The other day was my dad’s birthday. I sent him a book, of course. Oh, and some balsa wood planes. Those are fun. I sent him Joann Mortensen’s biography of her great-great grandfather King Follett. My dad’s a retired history teacher, so he loves a good biography. And this one is.
Anyway, we were on the phone chatting, and he asked me how my house is. (He knows it’s cramped here in 1400 square feet with five kids. Most days it’s fine.) I told him there were ants all over the driveway and that I’m in desperate need of bookshelves. He said, “That’s how it should be.” Not the ants, the lack of bookshelves.
He’s absolutely right. There should always be more books than shelves. How sad would a bookshelf look if it weren’t overcrowded with some books crammed in sideways lying atop the properly shelved books? Or not stacked two layers deep with paperbacks and tiny gift books?
As a corollary, I remember hearing my dad say that his idea of hell would be not having another book to read; i.e., having read all the books on your shelf and being without something exciting literarily to look forward to.
I was raised by goodly parents.
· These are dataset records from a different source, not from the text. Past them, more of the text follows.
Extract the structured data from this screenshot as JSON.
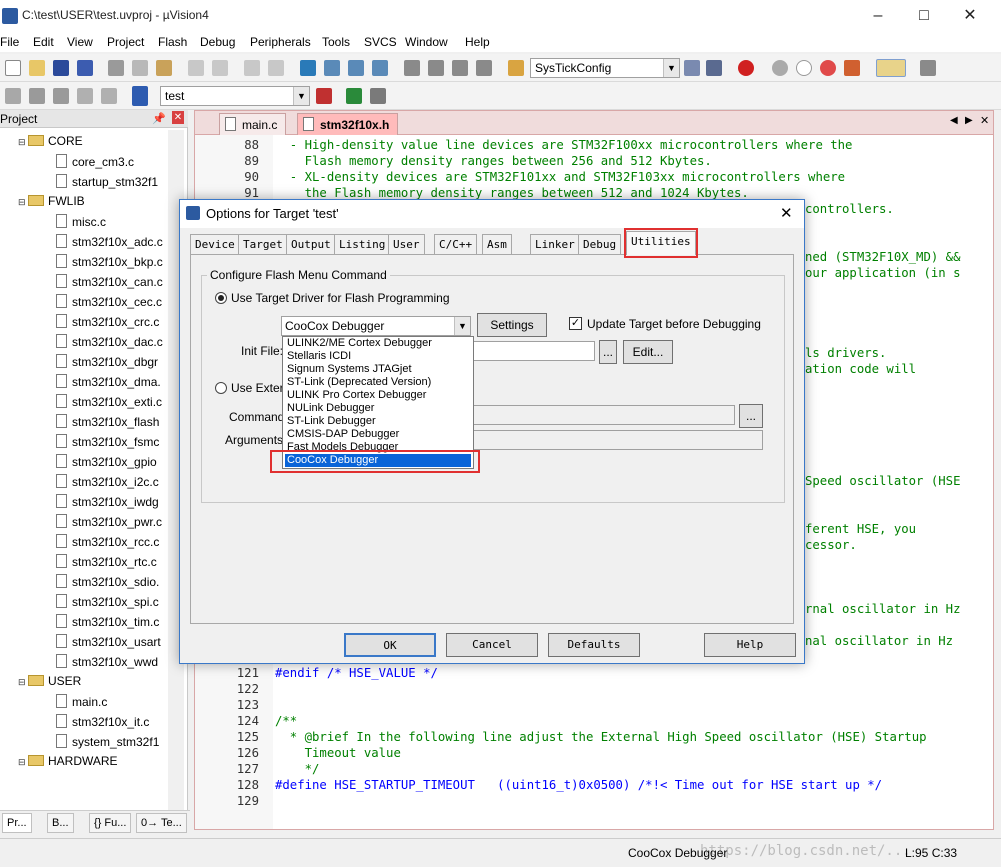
{
  "window": {
    "title": "C:\\test\\USER\\test.uvproj - µVision4"
  },
  "menu": [
    "File",
    "Edit",
    "View",
    "Project",
    "Flash",
    "Debug",
    "Peripherals",
    "Tools",
    "SVCS",
    "Window",
    "Help"
  ],
  "toolbar1": {
    "function_combo": "SysTickConfig"
  },
  "toolbar2": {
    "target_combo": "test"
  },
  "project_panel": {
    "title": "Project",
    "tree": [
      {
        "type": "folder",
        "label": "CORE"
      },
      {
        "type": "file",
        "label": "core_cm3.c"
      },
      {
        "type": "file",
        "label": "startup_stm32f1"
      },
      {
        "type": "folder",
        "label": "FWLIB"
      },
      {
        "type": "file",
        "label": "misc.c"
      },
      {
        "type": "file",
        "label": "stm32f10x_adc.c"
      },
      {
        "type": "file",
        "label": "stm32f10x_bkp.c"
      },
      {
        "type": "file",
        "label": "stm32f10x_can.c"
      },
      {
        "type": "file",
        "label": "stm32f10x_cec.c"
      },
      {
        "type": "file",
        "label": "stm32f10x_crc.c"
      },
      {
        "type": "file",
        "label": "stm32f10x_dac.c"
      },
      {
        "type": "file",
        "label": "stm32f10x_dbgr"
      },
      {
        "type": "file",
        "label": "stm32f10x_dma."
      },
      {
        "type": "file",
        "label": "stm32f10x_exti.c"
      },
      {
        "type": "file",
        "label": "stm32f10x_flash"
      },
      {
        "type": "file",
        "label": "stm32f10x_fsmc"
      },
      {
        "type": "file",
        "label": "stm32f10x_gpio"
      },
      {
        "type": "file",
        "label": "stm32f10x_i2c.c"
      },
      {
        "type": "file",
        "label": "stm32f10x_iwdg"
      },
      {
        "type": "file",
        "label": "stm32f10x_pwr.c"
      },
      {
        "type": "file",
        "label": "stm32f10x_rcc.c"
      },
      {
        "type": "file",
        "label": "stm32f10x_rtc.c"
      },
      {
        "type": "file",
        "label": "stm32f10x_sdio."
      },
      {
        "type": "file",
        "label": "stm32f10x_spi.c"
      },
      {
        "type": "file",
        "label": "stm32f10x_tim.c"
      },
      {
        "type": "file",
        "label": "stm32f10x_usart"
      },
      {
        "type": "file",
        "label": "stm32f10x_wwd"
      },
      {
        "type": "folder",
        "label": "USER"
      },
      {
        "type": "file",
        "label": "main.c"
      },
      {
        "type": "file",
        "label": "stm32f10x_it.c"
      },
      {
        "type": "file",
        "label": "system_stm32f1"
      },
      {
        "type": "folder",
        "label": "HARDWARE"
      }
    ],
    "bottom_tabs": [
      "Pr...",
      "B...",
      "{} Fu...",
      "0→ Te..."
    ]
  },
  "editor": {
    "tabs": [
      {
        "label": "main.c"
      },
      {
        "label": "stm32f10x.h"
      }
    ],
    "lines_top": [
      {
        "n": "88",
        "text": "  - High-density value line devices are STM32F100xx microcontrollers where the"
      },
      {
        "n": "89",
        "text": "    Flash memory density ranges between 256 and 512 Kbytes."
      },
      {
        "n": "90",
        "text": "  - XL-density devices are STM32F101xx and STM32F103xx microcontrollers where"
      },
      {
        "n": "91",
        "text": "    the Flash memory density ranges between 512 and 1024 Kbytes."
      }
    ],
    "right_fragments": [
      {
        "text": "controllers.",
        "row": 0
      },
      {
        "text": "ned (STM32F10X_MD) &&",
        "row": 3
      },
      {
        "text": "our application (in s",
        "row": 4
      },
      {
        "text": "ls drivers.",
        "row": 9
      },
      {
        "text": "ation code will",
        "row": 10
      },
      {
        "text": "Speed oscillator (HSE",
        "row": 17
      },
      {
        "text": "ferent HSE, you",
        "row": 20
      },
      {
        "text": "cessor.",
        "row": 21
      },
      {
        "text": "rnal oscillator in Hz",
        "row": 25
      },
      {
        "text": "nal oscillator in Hz",
        "row": 27
      }
    ],
    "lines_bottom": [
      {
        "n": "121",
        "text": "#endif /* HSE_VALUE */"
      },
      {
        "n": "122",
        "text": ""
      },
      {
        "n": "123",
        "text": ""
      },
      {
        "n": "124",
        "text": "/**"
      },
      {
        "n": "125",
        "text": "  * @brief In the following line adjust the External High Speed oscillator (HSE) Startup"
      },
      {
        "n": "126",
        "text": "    Timeout value"
      },
      {
        "n": "127",
        "text": "    */"
      },
      {
        "n": "128",
        "text": "#define HSE_STARTUP_TIMEOUT   ((uint16_t)0x0500) /*!< Time out for HSE start up */"
      },
      {
        "n": "129",
        "text": ""
      }
    ]
  },
  "status": {
    "debugger": "CooCox Debugger",
    "position": "L:95 C:33"
  },
  "watermark": "https://blog.csdn.net/...",
  "dialog": {
    "title": "Options for Target 'test'",
    "tabs": [
      "Device",
      "Target",
      "Output",
      "Listing",
      "User",
      "C/C++",
      "Asm",
      "Linker",
      "Debug",
      "Utilities"
    ],
    "active_tab": "Utilities",
    "group_label": "Configure Flash Menu Command",
    "radio_target_driver": "Use Target Driver for Flash Programming",
    "radio_external": "Use Extern",
    "selected_driver": "CooCox Debugger",
    "settings_btn": "Settings",
    "update_chk_label": "Update Target before Debugging",
    "init_file_label": "Init File:",
    "browse_btn": "...",
    "edit_btn": "Edit...",
    "command_label": "Command:",
    "arguments_label": "Arguments:",
    "driver_options": [
      "ULINK2/ME Cortex Debugger",
      "Stellaris ICDI",
      "Signum Systems JTAGjet",
      "ST-Link (Deprecated Version)",
      "ULINK Pro Cortex Debugger",
      "NULink Debugger",
      "ST-Link Debugger",
      "CMSIS-DAP Debugger",
      "Fast Models Debugger",
      "CooCox Debugger"
    ],
    "buttons": {
      "ok": "OK",
      "cancel": "Cancel",
      "defaults": "Defaults",
      "help": "Help"
    }
  },
  "colors": {
    "highlight": "#0a64d8",
    "red_annotation": "#e03030",
    "comment": "#008000",
    "keyword": "#0000ff"
  }
}
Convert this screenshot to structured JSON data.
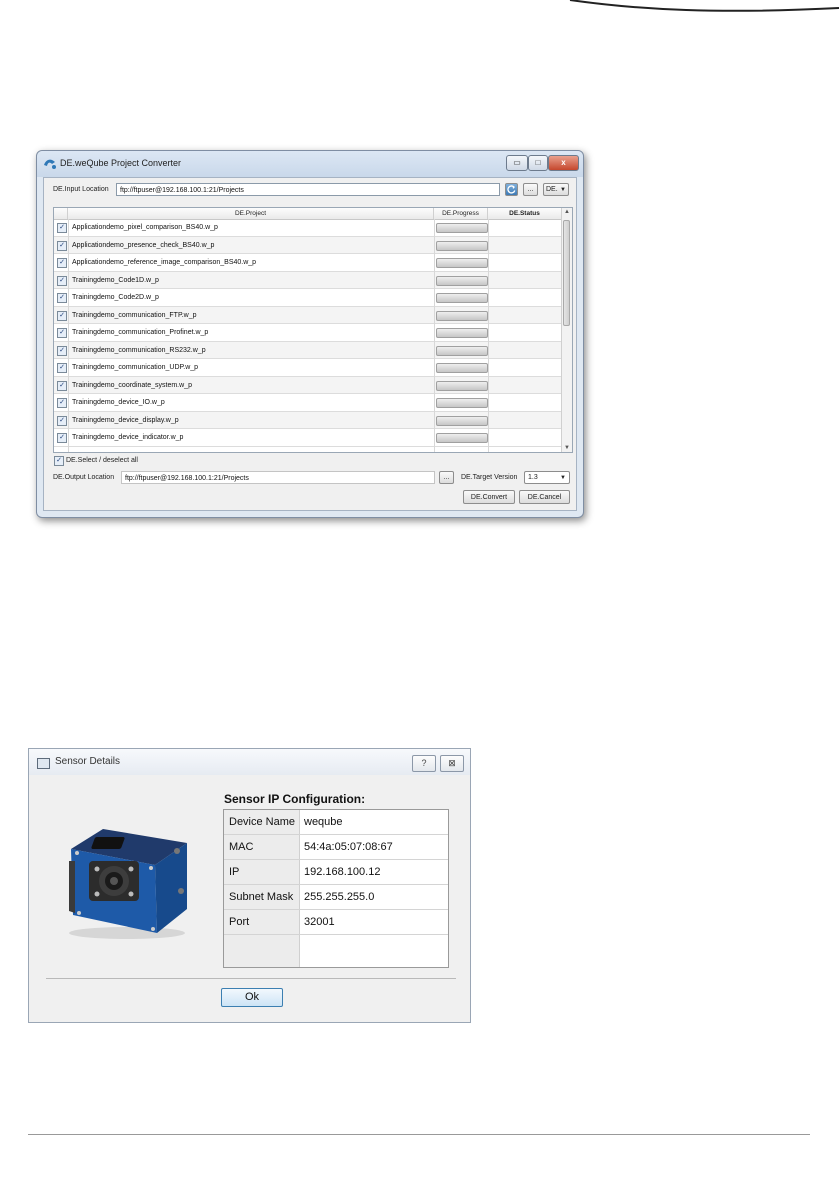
{
  "converter": {
    "title": "DE.weQube Project Converter",
    "window_buttons": {
      "minimize": "▭",
      "maximize": "□",
      "close": "x"
    },
    "input_location_label": "DE.Input Location",
    "input_location_value": "ftp://ftpuser@192.168.100.1:21/Projects",
    "refresh_icon": "refresh-icon",
    "browse_label": "...",
    "language_value": "DE.",
    "columns": {
      "project": "DE.Project",
      "progress": "DE.Progress",
      "status": "DE.Status"
    },
    "rows": [
      {
        "name": "Applicationdemo_pixel_comparison_BS40.w_p",
        "checked": true,
        "progress": 0,
        "status": ""
      },
      {
        "name": "Applicationdemo_presence_check_BS40.w_p",
        "checked": true,
        "progress": 0,
        "status": ""
      },
      {
        "name": "Applicationdemo_reference_image_comparison_BS40.w_p",
        "checked": true,
        "progress": 0,
        "status": ""
      },
      {
        "name": "Trainingdemo_Code1D.w_p",
        "checked": true,
        "progress": 0,
        "status": ""
      },
      {
        "name": "Trainingdemo_Code2D.w_p",
        "checked": true,
        "progress": 0,
        "status": ""
      },
      {
        "name": "Trainingdemo_communication_FTP.w_p",
        "checked": true,
        "progress": 0,
        "status": ""
      },
      {
        "name": "Trainingdemo_communication_Profinet.w_p",
        "checked": true,
        "progress": 0,
        "status": ""
      },
      {
        "name": "Trainingdemo_communication_RS232.w_p",
        "checked": true,
        "progress": 0,
        "status": ""
      },
      {
        "name": "Trainingdemo_communication_UDP.w_p",
        "checked": true,
        "progress": 0,
        "status": ""
      },
      {
        "name": "Trainingdemo_coordinate_system.w_p",
        "checked": true,
        "progress": 0,
        "status": ""
      },
      {
        "name": "Trainingdemo_device_IO.w_p",
        "checked": true,
        "progress": 0,
        "status": ""
      },
      {
        "name": "Trainingdemo_device_display.w_p",
        "checked": true,
        "progress": 0,
        "status": ""
      },
      {
        "name": "Trainingdemo_device_indicator.w_p",
        "checked": true,
        "progress": 0,
        "status": ""
      }
    ],
    "select_all_label": "DE.Select / deselect all",
    "select_all_checked": true,
    "output_location_label": "DE.Output Location",
    "output_location_value": "ftp://ftpuser@192.168.100.1:21/Projects",
    "target_version_label": "DE.Target Version",
    "target_version_value": "1.3",
    "convert_label": "DE.Convert",
    "cancel_label": "DE.Cancel"
  },
  "sensor_details": {
    "title": "Sensor Details",
    "help_button": "?",
    "close_button": "⊠",
    "heading": "Sensor IP Configuration:",
    "fields": [
      {
        "key": "Device Name",
        "value": "weqube"
      },
      {
        "key": "MAC",
        "value": "54:4a:05:07:08:67"
      },
      {
        "key": "IP",
        "value": "192.168.100.12"
      },
      {
        "key": "Subnet Mask",
        "value": "255.255.255.0"
      },
      {
        "key": "Port",
        "value": "32001"
      }
    ],
    "ok_label": "Ok"
  },
  "colors": {
    "progress_fill": "#5fae47",
    "close_button": "#c5472d"
  }
}
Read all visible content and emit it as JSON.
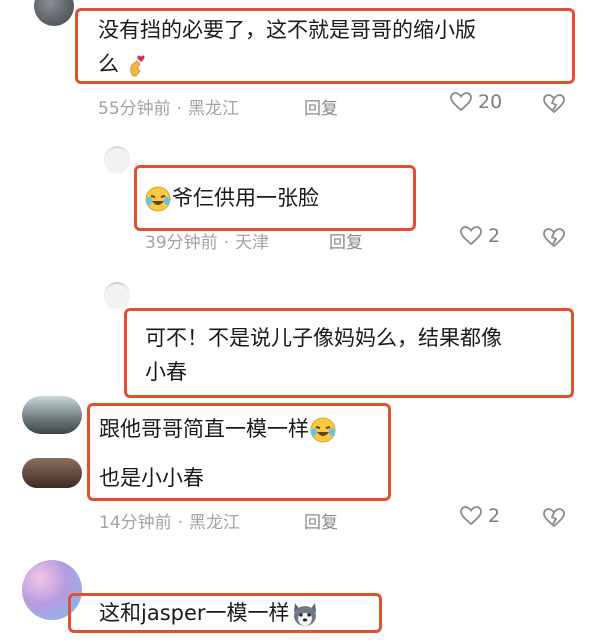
{
  "comments": [
    {
      "text_lines": [
        "没有挡的必要了，这不就是哥哥的缩小版",
        "么"
      ],
      "emoji": "finger-heart-emoji",
      "time": "55分钟前",
      "location": "黑龙江",
      "reply_label": "回复",
      "likes": "20"
    },
    {
      "text": "爷仨供用一张脸",
      "emoji": "laughing-tears-emoji",
      "time": "39分钟前",
      "location": "天津",
      "reply_label": "回复",
      "likes": "2"
    },
    {
      "text_lines": [
        "可不！不是说儿子像妈妈么，结果都像",
        "小春"
      ]
    },
    {
      "text_line1": "跟他哥哥简直一模一样",
      "emoji": "laughing-tears-emoji",
      "text_line2": "也是小小春",
      "time": "14分钟前",
      "location": "黑龙江",
      "reply_label": "回复",
      "likes": "2"
    },
    {
      "text": "这和jasper一模一样",
      "emoji": "husky-dog-emoji"
    }
  ],
  "separator": "·",
  "colors": {
    "highlight": "#e4502f",
    "meta": "#a3a3a3"
  }
}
My book problem is only a drop in the ocean compared to theirs. They have floor to ceiling builtin bookshelves in one room, and books in every other room of their house. A room without books is like a body without a soul. (Someone famous said that, but I can’t remember who. Emily Dickinson?)
Anyway, on Saturday, my mother-in-law came to town on a whim, and I took her to the bookstore where several of my author friends were doing booksignings. I told her I’d like to take her in and let her choose any book she liked and that would be her mother’s day gift. She chose Joann Mortensen’s biography of King Follett, too. Coincidence? A lovely one.